His parents left Cuba, fleeing Fidel Castro’s regime in 1959. The couple first arrived in Florida and then traveled through the U.S.
Gonzalez was born in Indiana and the family ultimately decided to move to Connecticut for job opportunities.
“I’m very proud of being a Cuban. Cubans have done so much in sports, business, arts and influenced a lot of the culture in history,” Gonzalez said.
Gonzalez works at Connecticut River Academy, one of the magnet schools under Goodwin University. In 2010, there were discussions about creating a fishing club.

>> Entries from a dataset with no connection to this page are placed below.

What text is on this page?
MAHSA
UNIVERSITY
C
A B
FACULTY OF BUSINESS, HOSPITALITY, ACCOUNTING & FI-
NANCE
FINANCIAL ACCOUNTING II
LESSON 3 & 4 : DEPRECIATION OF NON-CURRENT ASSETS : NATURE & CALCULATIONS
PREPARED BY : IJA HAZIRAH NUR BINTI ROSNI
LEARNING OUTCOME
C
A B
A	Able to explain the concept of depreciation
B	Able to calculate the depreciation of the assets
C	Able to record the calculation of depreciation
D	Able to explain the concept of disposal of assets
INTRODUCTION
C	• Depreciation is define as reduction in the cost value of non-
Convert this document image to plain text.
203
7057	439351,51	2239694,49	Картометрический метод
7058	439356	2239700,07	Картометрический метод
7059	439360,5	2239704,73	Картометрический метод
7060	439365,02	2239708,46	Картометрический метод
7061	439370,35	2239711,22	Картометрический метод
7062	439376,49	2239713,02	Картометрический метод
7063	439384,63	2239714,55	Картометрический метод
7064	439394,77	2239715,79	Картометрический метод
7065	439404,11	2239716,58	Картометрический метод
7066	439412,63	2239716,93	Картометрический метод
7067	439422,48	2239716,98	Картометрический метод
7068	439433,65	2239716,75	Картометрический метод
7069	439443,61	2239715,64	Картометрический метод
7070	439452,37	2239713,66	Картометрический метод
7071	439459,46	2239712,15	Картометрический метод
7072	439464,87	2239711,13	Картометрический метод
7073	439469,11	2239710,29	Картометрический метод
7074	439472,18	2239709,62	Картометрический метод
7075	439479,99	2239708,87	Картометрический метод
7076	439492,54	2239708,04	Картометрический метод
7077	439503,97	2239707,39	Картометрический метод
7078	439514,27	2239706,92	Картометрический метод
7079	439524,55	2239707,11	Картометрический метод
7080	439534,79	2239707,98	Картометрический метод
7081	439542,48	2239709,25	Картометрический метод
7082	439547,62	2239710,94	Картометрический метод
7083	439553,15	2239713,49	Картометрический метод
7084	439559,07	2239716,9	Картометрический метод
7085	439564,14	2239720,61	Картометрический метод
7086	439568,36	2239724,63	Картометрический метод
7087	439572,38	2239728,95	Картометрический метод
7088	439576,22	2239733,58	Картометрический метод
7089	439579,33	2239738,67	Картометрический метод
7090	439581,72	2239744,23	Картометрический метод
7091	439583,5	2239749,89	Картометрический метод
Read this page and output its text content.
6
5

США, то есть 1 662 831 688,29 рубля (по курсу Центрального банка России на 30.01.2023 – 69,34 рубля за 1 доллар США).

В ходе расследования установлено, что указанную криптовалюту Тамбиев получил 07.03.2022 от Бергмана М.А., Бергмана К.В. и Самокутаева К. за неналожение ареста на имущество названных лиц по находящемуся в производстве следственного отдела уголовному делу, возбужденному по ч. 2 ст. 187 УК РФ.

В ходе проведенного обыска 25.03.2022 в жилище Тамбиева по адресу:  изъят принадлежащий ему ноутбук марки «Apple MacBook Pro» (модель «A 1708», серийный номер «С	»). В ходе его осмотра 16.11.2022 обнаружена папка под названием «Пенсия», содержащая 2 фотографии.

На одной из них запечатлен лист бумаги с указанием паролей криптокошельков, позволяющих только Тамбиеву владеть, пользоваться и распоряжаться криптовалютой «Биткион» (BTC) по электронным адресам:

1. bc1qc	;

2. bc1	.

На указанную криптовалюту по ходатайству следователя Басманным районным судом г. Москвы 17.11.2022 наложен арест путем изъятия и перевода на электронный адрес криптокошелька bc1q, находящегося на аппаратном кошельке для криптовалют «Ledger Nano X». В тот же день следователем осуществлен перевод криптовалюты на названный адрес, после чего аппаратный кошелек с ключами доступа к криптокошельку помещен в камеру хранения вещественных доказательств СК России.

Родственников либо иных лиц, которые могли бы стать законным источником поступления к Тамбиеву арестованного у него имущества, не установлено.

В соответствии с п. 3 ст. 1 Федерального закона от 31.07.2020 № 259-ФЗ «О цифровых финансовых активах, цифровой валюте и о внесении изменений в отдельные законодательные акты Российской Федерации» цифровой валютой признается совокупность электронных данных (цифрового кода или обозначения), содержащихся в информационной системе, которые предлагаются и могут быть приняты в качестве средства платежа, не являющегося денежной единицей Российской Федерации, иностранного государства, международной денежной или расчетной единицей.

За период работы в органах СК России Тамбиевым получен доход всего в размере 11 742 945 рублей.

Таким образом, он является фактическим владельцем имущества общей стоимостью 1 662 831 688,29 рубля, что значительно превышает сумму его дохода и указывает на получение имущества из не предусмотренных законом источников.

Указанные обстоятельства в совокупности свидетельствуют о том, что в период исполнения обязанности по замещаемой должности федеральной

He quickly volunteered to lead the group.
“So, I have been doing that for 12 years now,” Gonzalez said. “I teach them how to cast, put the bait on the hook, how to use different lures and the kids love it, they love being outside.”
Students say they look forward to the teamwork and peace the sport brings them.
“It calms me down when I’m stressed,” junior David Snellenberger said.
“Sometimes, a line gets wrapped up with another one and you have to work together to take it off,” sophomore David Colon said.
The high school students meet twice a week on the dock for 45 minutes. On occasion, they go out fishing on the school’s vessel.
“My goal is to just introduce them to the outdoors and different wildlife, and we are on the river so why not use this resource?” Gonzalez said.
Gonzalez contributes both in and out of the classroom. He was recognized as the 2021-22 paraprofessional of the year for CRA and the district.
“It feels great, it just tells me I'm doing something important, and it validates the way I feel about my job. It’s nice to be recognized,” Gonzalez said.
He said he enjoys connecting with the Latinx community at Connecticut River Academy. School officials say over 45% of the student population is of Hispanic background.
“It feels nice because then you know you are not the only one, you are not alone,” Colon said.
As a Cuban-American serving the East Hartford community, he has one message during Hispanic Heritage Month.
“Just remember your roots, honor your parents, honor where they came from, honor your ancestors, honor your relatives, know even if you were born in this country but you come from that background, it makes you a unique person that can add to the improvement of this country overall,” Gonzalez said.